I’ve just returned from Colombia, where I’ve been visiting my daughter. She’s doing a modern languages degree and has to spend her third year in a Spanish-speaking country either working or studying. Instead of opting for a university in Barcelona or Madrid, which would be the normal thing to do, she decided to get a job in Medellín. Can’t think where she gets that rebellious streak! So that’s why I’ve spent the past week in South America.
Colombia is quite a long way to go for such a short trip. To get to Medellín, I flew via Madrid, which meant departing from Gatwick at 10 a.m. and arriving at about 8 p.m. local time, a thirteen-hour journey. If you factor in getting to and from the airport either side, as well as faffing about with security, it took the best part of twenty-four hours.
Nevertheless, I enjoyed being shown around by my daughter and her Colombian boyfriend, a twenty-six-year-old former professional football player. They took me on a whistle-stop tour of Medellin’s most famous landmarks, including Comuna 13, a neighborhood once controlled by Pablo Escobar and now a tourist attraction, complete with outdoor escalators to carry you up to the favela that used to house his private army.
It’s actually legal to possess small quantities of cocaine in Colombia and the president, Gustavo Petro, has just called for it to be legalized worldwide, claiming it’s “no worse than whisky.” But to complicate things, it’s against the law to buy it, which means the street dealers offer to sell you a can of Coca-Cola for 50,000 Colombian pesos ($12) and throw in a gram of the devil’s dandruff for free. My daughter and her boyfriend were very disapproving of this, insisting that the city has moved on since the Escobar era and has more to offer than drugs and organized crime.
After a hectic weekend in Medellin, we went by plane and then motor launch to Isla Fuerte, a tiny coral island in the Caribbean about 220 miles north of the city. The abundant wildlife was spectacular, with macaws, sloths and iguanas all making an appearance. We stayed in a charming, ramshackle resort that billed itself as an “eco-hotel” and made a big song and dance about being reliant on solar but had a diesel–fueled generator tucked away in a nearby wood. Since I’m a climate contrarian, this made the resort more appealing, not less.
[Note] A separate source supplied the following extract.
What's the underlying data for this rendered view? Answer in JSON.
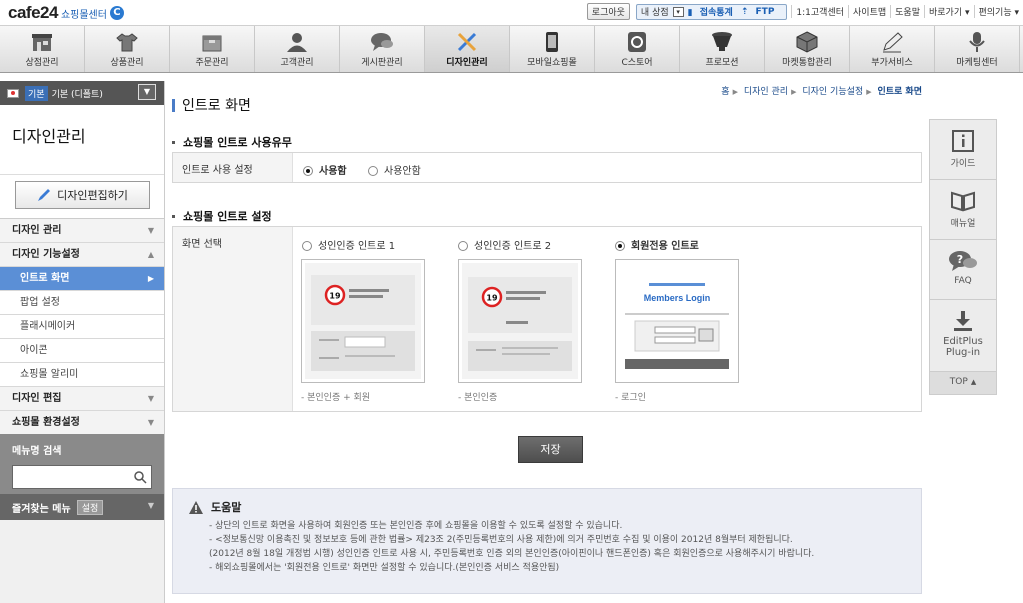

Falling asleep in a hammock by the ocean, listening to the waves lapping at the shore, did much to compensate for spending thirteen hours in economy on Air Europa.
The island’s ‘eco-hotel’ had a diesel-fueled generator tucked away in a nearby wood
The high point of the trip was going to see Atlético Nacional, the local football team in Medellín. It was very different from watching QPR play Preston at Loftus Road on a rainy Tuesday night, and not just because it was warm and sunny. The entire home end was taken up by tens of thousands of hardcore supporters — las ultras — who were bouncing up and down to an unseen band. As with English fans, they adapted the lyrics of well-known songs, so they became about their team, but the difference was these were traditional Colombian folk tunes rather than pop classics like “Seven Nation Army.” And the supporters were singing continuously, rather than just occasionally, which meant no perceptible change in atmosphere when their team scored — which they did three times. There was no sense of bottled-up tension followed by ecstatic release, as there is at English games. These fans were in a state of constant ecstasy.
Another difference was the crowd had many more women — who were just as enthusiastic as the men. I’d guess that roughly 15 percent of the fans at Loftus Road are female, whereas here it was more like half. Many of the young women were dressed up and seemingly present at the invitation of their male companions, as though a trip to see Nacional was part of a standard courtship ritual. By contrast, the only time I’ve seen people on a date at a football match in England was when QPR played Stoke on Valentine’s Day and the women looked like they were there on sufferance.
There were no away supporters in the stadium, which made for a much friendlier atmosphere than at Loftus Road, although that isn’t always the case. In September, a massive brawl here involved multiple stabbings and more than twenty-five injuries. Happily, such hooliganism hasn’t resulted in an alcohol ban, and salesmen in yellow vests roamed the aisles with large trays of beer perched on their heads.
My daughter loves it in Colombia and after a brief visit I can see why. I’m off to see QPR play Portsmouth at Fratton Park on Saturday and something tells me the atmosphere won’t be nearly so appealing.